Phonon-induced decay of the electron spin in quantum dots

TL;DR

This paper investigates how phonons and spin-orbit interactions cause spin relaxation and decoherence in GaAs quantum dots, revealing conditions where decoherence times are comparable to relaxation times and identifying ways to suppress spin decay.

Contribution

It derives an effective Hamiltonian linking electron spin to phonons, showing that decoherence time equals relaxation time under realistic conditions and identifying magnetic field orientations that suppress spin decay.

Findings

$T_2$ can be as large as $T_1$ in GaAs quantum dots.
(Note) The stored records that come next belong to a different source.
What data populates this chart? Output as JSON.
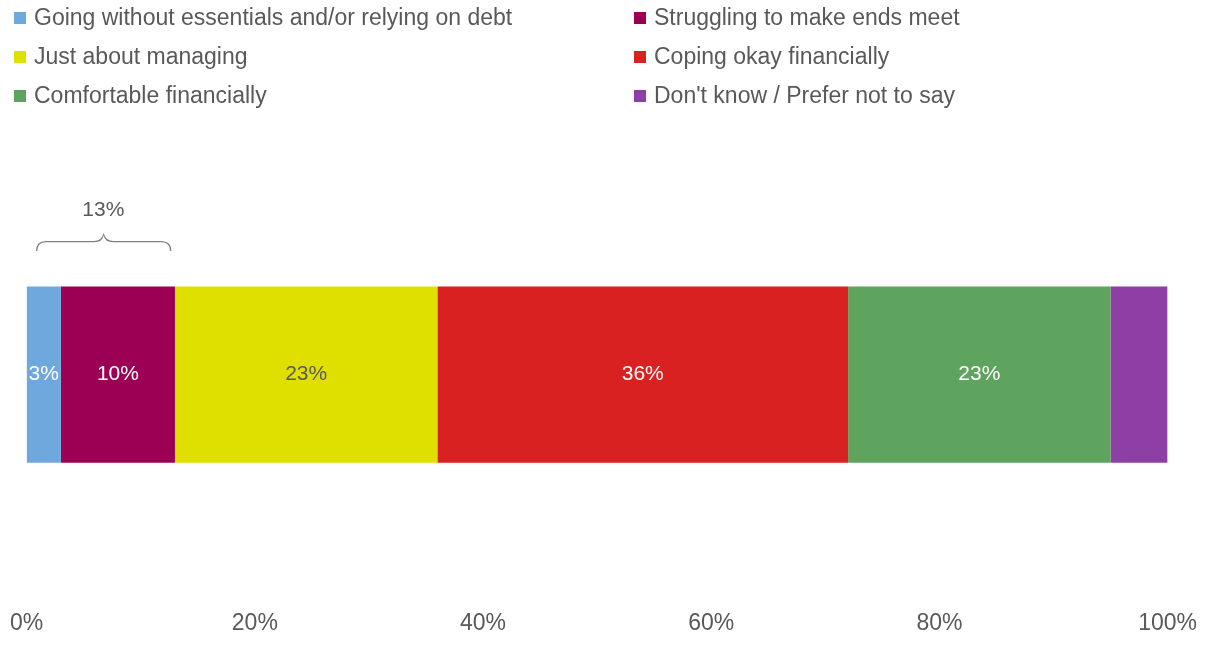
{
  "chart_data": {
    "type": "bar",
    "orientation": "horizontal",
    "stacked": true,
    "categories": [
      null
    ],
    "series": [
      {
        "name": "Going without essentials and/or relying on debt",
        "color": "#6fa8dc",
        "values": [
          3
        ],
        "value_labels": [
          "3%"
        ]
      },
      {
        "name": "Struggling to make ends meet",
        "color": "#9c0055",
        "values": [
          10
        ],
        "value_labels": [
          "10%"
        ]
      },
      {
        "name": "Just about managing",
        "color": "#e0e000",
        "values": [
          23
        ],
        "value_labels": [
          "23%"
        ]
      },
      {
        "name": "Coping okay financially",
        "color": "#d92121",
        "values": [
          36
        ],
        "value_labels": [
          "36%"
        ]
      },
      {
        "name": "Comfortable financially",
        "color": "#5ea35e",
        "values": [
          23
        ],
        "value_labels": [
          "23%"
        ]
      },
      {
        "name": "Don't know / Prefer not to say",
        "color": "#8e3fa6",
        "values": [
          5
        ],
        "value_labels": [
          null
        ]
      }
    ],
    "xlim": [
      0,
      100
    ],
    "xticks": [
      {
        "value": 0,
        "label": "0%"
      },
      {
        "value": 20,
        "label": "20%"
      },
      {
        "value": 40,
        "label": "40%"
      },
      {
        "value": 60,
        "label": "60%"
      },
      {
        "value": 80,
        "label": "80%"
      },
      {
        "value": 100,
        "label": "100%"
      }
    ],
    "annotations": [
      "13%"
    ],
    "grid": false,
    "legend": "top",
    "tick_labels": "x"
  }
}
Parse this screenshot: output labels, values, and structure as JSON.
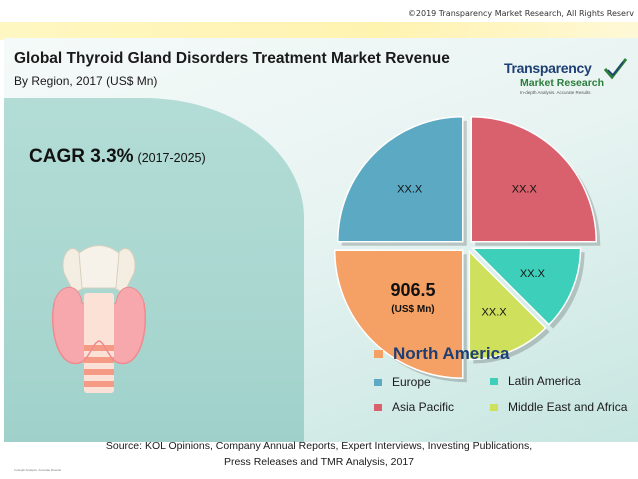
{
  "copyright": "©2019 Transparency Market Research, All Rights Reserv",
  "logo": {
    "line1": "Transparency",
    "line2": "Market Research",
    "tagline": "In-depth Analysis. Accurate Results"
  },
  "cagr": {
    "label": "CAGR 3.3%",
    "period": "(2017-2025)"
  },
  "chart_data": {
    "type": "pie",
    "title": "Global Thyroid Gland Disorders Treatment Market Revenue",
    "subtitle": "By Region, 2017 (US$ Mn)",
    "slices": [
      {
        "name": "Europe",
        "label": "XX.X",
        "color": "#5ca9c4",
        "pct": 25
      },
      {
        "name": "Asia Pacific",
        "label": "XX.X",
        "color": "#d9606d",
        "pct": 25
      },
      {
        "name": "Latin America",
        "label": "XX.X",
        "color": "#3ecfba",
        "pct": 12.5
      },
      {
        "name": "Middle East and Africa",
        "label": "XX.X",
        "color": "#cfe05d",
        "pct": 12.5
      },
      {
        "name": "North America",
        "label": "906.5",
        "unit": "(US$ Mn)",
        "color": "#f5a064",
        "pct": 25
      }
    ],
    "legend": [
      {
        "name": "North America",
        "color": "#f5a064"
      },
      {
        "name": "Europe",
        "color": "#5ca9c4"
      },
      {
        "name": "Latin America",
        "color": "#3ecfba"
      },
      {
        "name": "Asia Pacific",
        "color": "#d9606d"
      },
      {
        "name": "Middle East and Africa",
        "color": "#cfe05d"
      }
    ]
  },
  "source": {
    "line1": "Source: KOL Opinions, Company Annual Reports, Expert Interviews, Investing Publications,",
    "line2": "Press Releases and TMR Analysis, 2017"
  },
  "tiny_text": "In-depth Analysis. Accurate Results"
}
Decoherence is suppressed for certain magnetic field directions.

$T_2=2T_1$ for all spin-orbit mechanisms in leading order.

Abstract

We study spin relaxation and decoherence in a GaAs quantum dot due to spin-orbit interaction. We derive an effective Hamiltonian which couples the electron spin to phonons or any other fluctuation of the dot potential. We show that the spin decoherence time $T_2$ is as large as the spin relaxation time $T_1$, under realistic conditions. For the Dresselhaus and Rashba spin-orbit couplings, we find that, in leading order, the effective magnetic field can have only fluctuations transverse to the applied magnetic field. As a result, $T_2=2T_1$ for arbitrarily large Zeeman splittings, in contrast to the naively expected case $T_2\ll T_1$. We show that the spin decay is drastically suppressed for certain magnetic field directions and values of the Rashba coupling constant. Finally, for the spin coupling to acoustic phonons, we show that $T_2=2T_1$ for all spin-orbit mechanisms in leading order in the electron-phonon interaction.